S’il est une évidence dans l’esprit de tout Burkinabè que la protection de l’environnement est une priorité pour un pays sahélien et dont l’économie repose encore sur l’agriculture, il est à noter que la prise de conscience citoyenne et l’engagement conséquent restent faibles malgré de nombreuses politiques publiques et des campagnes de mobilisation en la matière. En effet, échaudé par la grande sécheresse des années 70, le Burkina Faso s’est mis à la tâche du reboisement collectif à travers plusieurs initiatives dont, entre autres, «Les trois luttes engagées pour un Burkina vert », «8000 villages, 8000 forêts», «Une école, un bosquet», « Le plan de protection des berges », etc.

A cela s’ajoutent les campagnes de reboisement lors des vacances. Ces efforts de renforcement du couvert végétal manquent bien souvent de rigueur et de suite. Au constat, c’est beaucoup d’actions et moins de résultats. La nature continue de se dégrader, entrainant une baisse notable de la biodiversité. La désertification du pays s’aggrave à vue d’œil. La pratique de l’agriculture expansive, de l’orpaillage, du « braconnage » des espèces ligneuses, la surexploitation du bois de chauffe, la chasse au feu de brousse… ont fini par essouffler les capacités de régénérescence naturelle de l’environnement.

Et le dérèglement général du climat du globe n’est pas plus rassurant pour notre espace vital. C’est la raison pour laquelle, depuis 2018, le gouvernement a instauré la Journée de l’arbre. Ce qui a très souvent manqué à cette initiative, c’est son appropriation par la base et l’engagement citoyen individuel. Si chaque arbre planté avait la chance de survivre, le Burkina regorgerait de nombreux bosquets, tant on en a ensemencés ces dernières années. Les Burkinabè, individuellement ou collectivement, devraient s’engager à planter au moins un arbre par an et veiller à leur survie.

Il en est de même des appelés du Service national de développement (SND), les promotions sortantes des écoles de formation professionnelles et des universités, les couples qui scellent leur union, une famille, un enfant, etc.
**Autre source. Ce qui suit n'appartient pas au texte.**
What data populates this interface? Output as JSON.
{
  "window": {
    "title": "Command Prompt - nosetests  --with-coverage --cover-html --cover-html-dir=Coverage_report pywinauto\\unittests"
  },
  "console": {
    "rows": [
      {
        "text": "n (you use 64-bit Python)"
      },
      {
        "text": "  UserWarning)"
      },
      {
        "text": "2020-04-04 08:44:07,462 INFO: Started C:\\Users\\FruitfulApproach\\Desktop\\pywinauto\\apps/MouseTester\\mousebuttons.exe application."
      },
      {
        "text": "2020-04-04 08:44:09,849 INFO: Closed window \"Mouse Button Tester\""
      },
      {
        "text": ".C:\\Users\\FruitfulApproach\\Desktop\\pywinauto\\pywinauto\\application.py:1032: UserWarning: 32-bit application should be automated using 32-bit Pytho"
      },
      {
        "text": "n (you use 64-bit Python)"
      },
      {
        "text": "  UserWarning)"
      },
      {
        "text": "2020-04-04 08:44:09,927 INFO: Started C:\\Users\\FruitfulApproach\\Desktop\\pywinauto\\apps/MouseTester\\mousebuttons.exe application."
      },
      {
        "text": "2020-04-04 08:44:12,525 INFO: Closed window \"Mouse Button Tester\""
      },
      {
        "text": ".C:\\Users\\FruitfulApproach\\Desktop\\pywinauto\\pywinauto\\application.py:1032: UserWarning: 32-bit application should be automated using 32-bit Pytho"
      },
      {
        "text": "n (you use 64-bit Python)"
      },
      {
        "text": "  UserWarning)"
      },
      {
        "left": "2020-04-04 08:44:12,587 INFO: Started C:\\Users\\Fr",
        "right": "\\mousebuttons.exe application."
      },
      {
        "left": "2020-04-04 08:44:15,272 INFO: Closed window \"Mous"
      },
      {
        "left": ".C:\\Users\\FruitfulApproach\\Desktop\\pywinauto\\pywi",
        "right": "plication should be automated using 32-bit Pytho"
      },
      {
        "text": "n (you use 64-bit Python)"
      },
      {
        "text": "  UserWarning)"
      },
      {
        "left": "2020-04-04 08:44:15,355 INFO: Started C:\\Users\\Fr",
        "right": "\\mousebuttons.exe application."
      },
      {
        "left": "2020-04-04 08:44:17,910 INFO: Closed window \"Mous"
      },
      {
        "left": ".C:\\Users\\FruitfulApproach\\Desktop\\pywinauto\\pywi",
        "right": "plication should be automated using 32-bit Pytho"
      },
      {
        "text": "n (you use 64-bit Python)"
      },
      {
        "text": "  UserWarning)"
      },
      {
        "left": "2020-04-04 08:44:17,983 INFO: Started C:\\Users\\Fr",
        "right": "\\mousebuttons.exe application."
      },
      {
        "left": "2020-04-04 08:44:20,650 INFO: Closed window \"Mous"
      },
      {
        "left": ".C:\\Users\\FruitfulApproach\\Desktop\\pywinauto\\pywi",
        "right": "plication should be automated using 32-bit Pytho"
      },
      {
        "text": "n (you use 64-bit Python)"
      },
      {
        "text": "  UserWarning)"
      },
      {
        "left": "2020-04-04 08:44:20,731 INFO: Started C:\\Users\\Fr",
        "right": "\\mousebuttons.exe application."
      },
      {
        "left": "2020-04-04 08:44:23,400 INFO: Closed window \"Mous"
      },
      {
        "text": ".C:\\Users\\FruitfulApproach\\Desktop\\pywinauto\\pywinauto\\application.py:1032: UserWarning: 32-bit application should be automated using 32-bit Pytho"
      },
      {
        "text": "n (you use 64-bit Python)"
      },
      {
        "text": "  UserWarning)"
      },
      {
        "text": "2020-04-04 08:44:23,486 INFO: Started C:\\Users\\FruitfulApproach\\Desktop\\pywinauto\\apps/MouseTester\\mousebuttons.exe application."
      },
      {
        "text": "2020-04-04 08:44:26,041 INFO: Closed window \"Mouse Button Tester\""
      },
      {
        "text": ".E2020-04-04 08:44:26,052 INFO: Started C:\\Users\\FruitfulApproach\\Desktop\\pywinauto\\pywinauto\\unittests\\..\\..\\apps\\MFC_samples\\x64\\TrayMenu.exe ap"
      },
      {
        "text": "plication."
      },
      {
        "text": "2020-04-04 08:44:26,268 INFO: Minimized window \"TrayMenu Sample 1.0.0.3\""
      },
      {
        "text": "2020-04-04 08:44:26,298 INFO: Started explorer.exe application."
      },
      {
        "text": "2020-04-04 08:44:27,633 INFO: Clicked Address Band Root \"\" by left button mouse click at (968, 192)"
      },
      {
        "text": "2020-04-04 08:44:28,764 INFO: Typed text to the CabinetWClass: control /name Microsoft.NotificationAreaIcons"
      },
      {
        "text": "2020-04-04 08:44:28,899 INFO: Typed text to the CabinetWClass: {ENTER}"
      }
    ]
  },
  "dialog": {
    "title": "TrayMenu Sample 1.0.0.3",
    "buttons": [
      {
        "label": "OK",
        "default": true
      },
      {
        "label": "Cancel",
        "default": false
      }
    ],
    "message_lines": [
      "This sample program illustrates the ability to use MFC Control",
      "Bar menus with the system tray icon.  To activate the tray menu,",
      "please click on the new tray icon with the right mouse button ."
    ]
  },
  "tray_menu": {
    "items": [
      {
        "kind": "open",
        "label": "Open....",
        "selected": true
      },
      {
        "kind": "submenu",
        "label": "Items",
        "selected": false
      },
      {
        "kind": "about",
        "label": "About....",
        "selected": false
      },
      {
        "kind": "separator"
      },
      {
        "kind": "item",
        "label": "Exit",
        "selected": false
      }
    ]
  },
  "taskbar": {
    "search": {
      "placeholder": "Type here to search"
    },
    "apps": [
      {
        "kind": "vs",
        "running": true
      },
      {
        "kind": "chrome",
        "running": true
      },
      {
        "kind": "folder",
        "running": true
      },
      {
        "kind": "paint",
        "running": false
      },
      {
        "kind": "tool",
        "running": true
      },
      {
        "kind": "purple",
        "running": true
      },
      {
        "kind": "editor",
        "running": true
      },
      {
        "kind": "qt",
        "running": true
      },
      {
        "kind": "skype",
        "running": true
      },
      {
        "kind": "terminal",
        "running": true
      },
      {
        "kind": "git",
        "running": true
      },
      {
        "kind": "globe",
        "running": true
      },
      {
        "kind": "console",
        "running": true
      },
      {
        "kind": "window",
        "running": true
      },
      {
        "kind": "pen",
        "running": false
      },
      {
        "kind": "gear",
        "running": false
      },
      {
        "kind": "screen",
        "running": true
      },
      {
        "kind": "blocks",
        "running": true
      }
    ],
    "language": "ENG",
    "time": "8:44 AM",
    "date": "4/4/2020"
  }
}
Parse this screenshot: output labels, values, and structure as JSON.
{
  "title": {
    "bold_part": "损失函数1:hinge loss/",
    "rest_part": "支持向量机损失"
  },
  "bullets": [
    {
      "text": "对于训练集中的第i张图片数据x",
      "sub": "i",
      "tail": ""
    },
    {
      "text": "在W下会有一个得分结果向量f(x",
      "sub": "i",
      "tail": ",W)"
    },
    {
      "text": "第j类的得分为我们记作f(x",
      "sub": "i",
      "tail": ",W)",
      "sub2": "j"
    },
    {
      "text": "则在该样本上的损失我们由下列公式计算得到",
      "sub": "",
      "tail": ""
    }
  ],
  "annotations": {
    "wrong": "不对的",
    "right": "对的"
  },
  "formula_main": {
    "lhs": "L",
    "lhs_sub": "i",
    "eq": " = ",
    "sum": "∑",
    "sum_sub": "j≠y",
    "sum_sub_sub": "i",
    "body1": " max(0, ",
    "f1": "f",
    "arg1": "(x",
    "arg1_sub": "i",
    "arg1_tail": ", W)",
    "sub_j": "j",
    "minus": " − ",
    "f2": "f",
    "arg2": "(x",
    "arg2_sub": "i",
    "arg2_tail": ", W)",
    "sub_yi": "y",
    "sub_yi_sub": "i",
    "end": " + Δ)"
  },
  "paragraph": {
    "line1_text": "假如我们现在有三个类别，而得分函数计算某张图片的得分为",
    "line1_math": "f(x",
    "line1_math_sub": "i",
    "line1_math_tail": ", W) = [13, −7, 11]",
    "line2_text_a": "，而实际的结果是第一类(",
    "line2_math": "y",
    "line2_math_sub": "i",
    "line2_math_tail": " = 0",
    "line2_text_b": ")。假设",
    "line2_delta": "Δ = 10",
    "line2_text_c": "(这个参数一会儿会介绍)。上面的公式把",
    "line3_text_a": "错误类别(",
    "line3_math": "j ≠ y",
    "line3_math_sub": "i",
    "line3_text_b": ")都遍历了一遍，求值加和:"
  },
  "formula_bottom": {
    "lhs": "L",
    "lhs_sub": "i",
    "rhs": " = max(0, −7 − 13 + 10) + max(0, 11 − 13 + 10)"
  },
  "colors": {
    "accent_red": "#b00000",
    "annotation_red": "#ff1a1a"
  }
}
C’est ainsi que le reboisement pourrait avoir un impact réel. Le pays aura fait un grand pas si chacun s’engageait par conviction et non par contrainte. Il faut se convaincre des graves dangers que charrie le dérèglement climatique, dû en grande partie à l’action prédatrice de l’homme sur la nature. Pour mettre à l’abri les générations futures, cette prise de conscience collective est plus qu’une nécessité. C’est même une dette envers la nature.